After the death of Guerin in 1702, Antoine Watteau, then aged nineteen, ran away to Paris with a scene-painter called Metayer. But when they had arrived in Paris, this man soon abandoned his young companion when he had no more work to give him, and henceforward Watteau, already in delicate health and disowned by his father, was alone in Paris, without money, clothes, or resources of any kind. In desperate poverty he at last found employment in a wretched workshop where cheap religious pictures were produced by the dozen, to be retailed by country shopkeepers. Nowadays printing has saved artists from this kind of drudgery, but in the early eighteenth century even the lowest-priced coloured card had to be done by hand. What was required of Watteau and his fellow-labourers was rapidity of execution in making copies of popular subjects, and for this work he was payed a small pittance and one daily meal of soup !
Yet even in this miserable trade Watteau managed to distinguish himself, and was entrusted with the reproduction of a " St. Nicholas " that was in great demand. One day the mistress of the workshop forgot to give Watteau the " St. Nicholas " to copy, and remembering her oversight later in the day, she climbed up to Watteau's attic to scold him for idling. After she had worked herself up into a passion, Watteau amazed her by showing her his day's work, a perfect St. Nicholas, which he had completely finished from memory.

St. Nicholas
 Through all this period of drudgery and semi-starvation, Watteau never despaired, and snatched every opportunity to improve his art, drawing from Nature at night and during his rare holidays and leisure moments. Then by a happy chance he made the acquaintance of the decorative artist Claude Gillot, who, after seeing Watteau's drawings, invited the young man to live with him.
Rescued from his miserable factory, Watteau worked with enthusiasm at the ornamental painting of his new friend, who was then chiefly engaged in representing scenes from Italian comedy.
Claude Gillot scene from “Master Andrews’s Tomb”

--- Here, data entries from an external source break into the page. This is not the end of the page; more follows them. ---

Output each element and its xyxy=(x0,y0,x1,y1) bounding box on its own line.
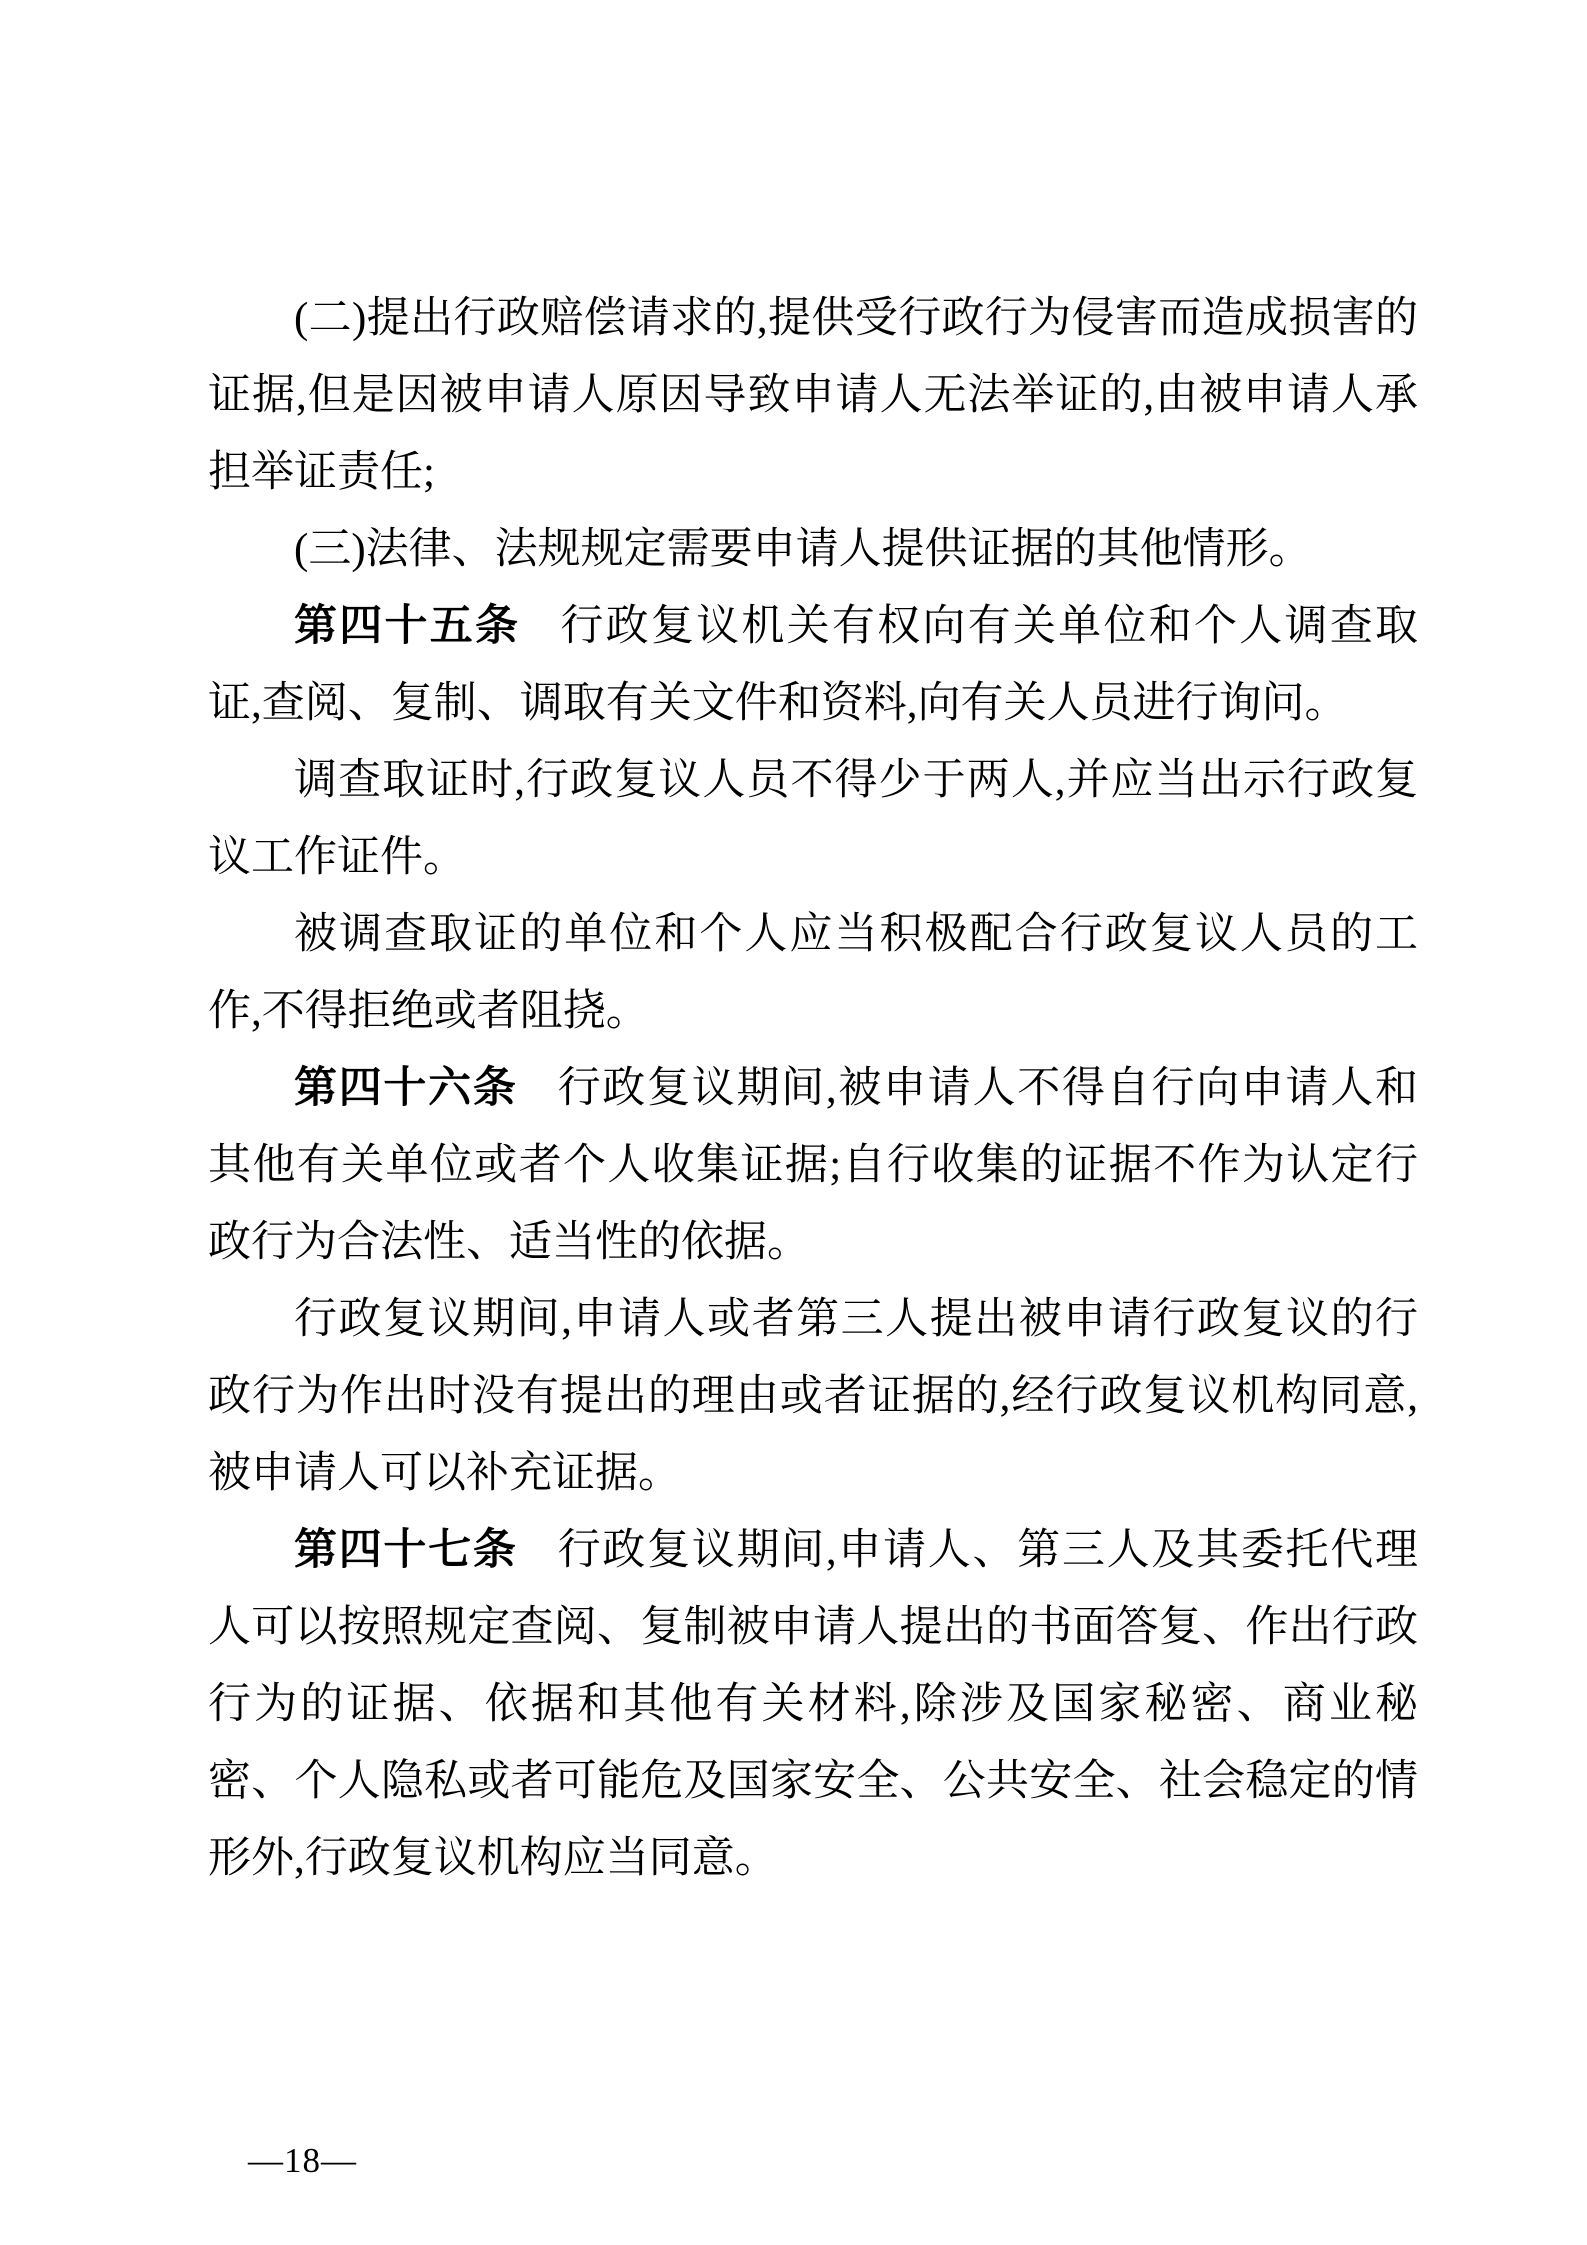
document-page: (二)提出行政赔偿请求的,提供受行政行为侵害而造成损害的证据,但是因被申请人原因… xyxy=(0,0,1587,2245)
paragraph: 第四十五条行政复议机关有权向有关单位和个人调查取证,查阅、复制、调取有关文件和资… xyxy=(208,588,1418,742)
page-number: —18— xyxy=(248,2141,357,2180)
paragraph: 被调查取证的单位和个人应当积极配合行政复议人员的工作,不得拒绝或者阻挠。 xyxy=(208,896,1418,1050)
paragraph-text: 行政复议期间,申请人、第三人及其委托代理人可以按照规定查阅、复制被申请人提出的书… xyxy=(208,1527,1418,1882)
paragraph-text: 被调查取证的单位和个人应当积极配合行政复议人员的工作,不得拒绝或者阻挠。 xyxy=(208,911,1418,1035)
paragraph: 第四十七条行政复议期间,申请人、第三人及其委托代理人可以按照规定查阅、复制被申请… xyxy=(208,1512,1418,1897)
paragraph: (三)法律、法规规定需要申请人提供证据的其他情形。 xyxy=(208,511,1418,588)
paragraph: 行政复议期间,申请人或者第三人提出被申请行政复议的行政行为作出时没有提出的理由或… xyxy=(208,1281,1418,1512)
document-body: (二)提出行政赔偿请求的,提供受行政行为侵害而造成损害的证据,但是因被申请人原因… xyxy=(208,280,1418,1897)
article-number: 第四十五条 xyxy=(294,602,520,650)
page-footer: —18— xyxy=(248,2138,357,2184)
paragraph: 第四十六条行政复议期间,被申请人不得自行向申请人和其他有关单位或者个人收集证据;… xyxy=(208,1050,1418,1281)
paragraph: 调查取证时,行政复议人员不得少于两人,并应当出示行政复议工作证件。 xyxy=(208,742,1418,896)
paragraph: (二)提出行政赔偿请求的,提供受行政行为侵害而造成损害的证据,但是因被申请人原因… xyxy=(208,280,1418,511)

Watteau, who in his poverty and ill-health worshiped elegance and all the graces of life, soon rivaled and surpassed his tutor in painting slim Harlequins, simple Pierrots, dainty Columbines, and other well-defined characters of Italian comedy ; and it may be that Gillot grew jealous of his protege. After a period of warm friendship, the two artists parted on bad terms, and though Watteau in after-life never ceased to praise Gillot's pictures, he kept silent about the man, and would never answer when questioned about the breach between them. Gillot, on the other hand, tacitly acknowledged his pupil's superiority, for some time after the quarrel he abandoned painting and devoted himself to etching.
When Watteau left Gillot, his fellow-assistant, Nicolas Lancret (1690- 1743), who afterwards became his pupil, left with him, and both young men found employment with Claude Audran, a painter of ornaments, who was also a guardian of the Luxembourg Palace.

 Nicolas Lancret, The Luncheon Party.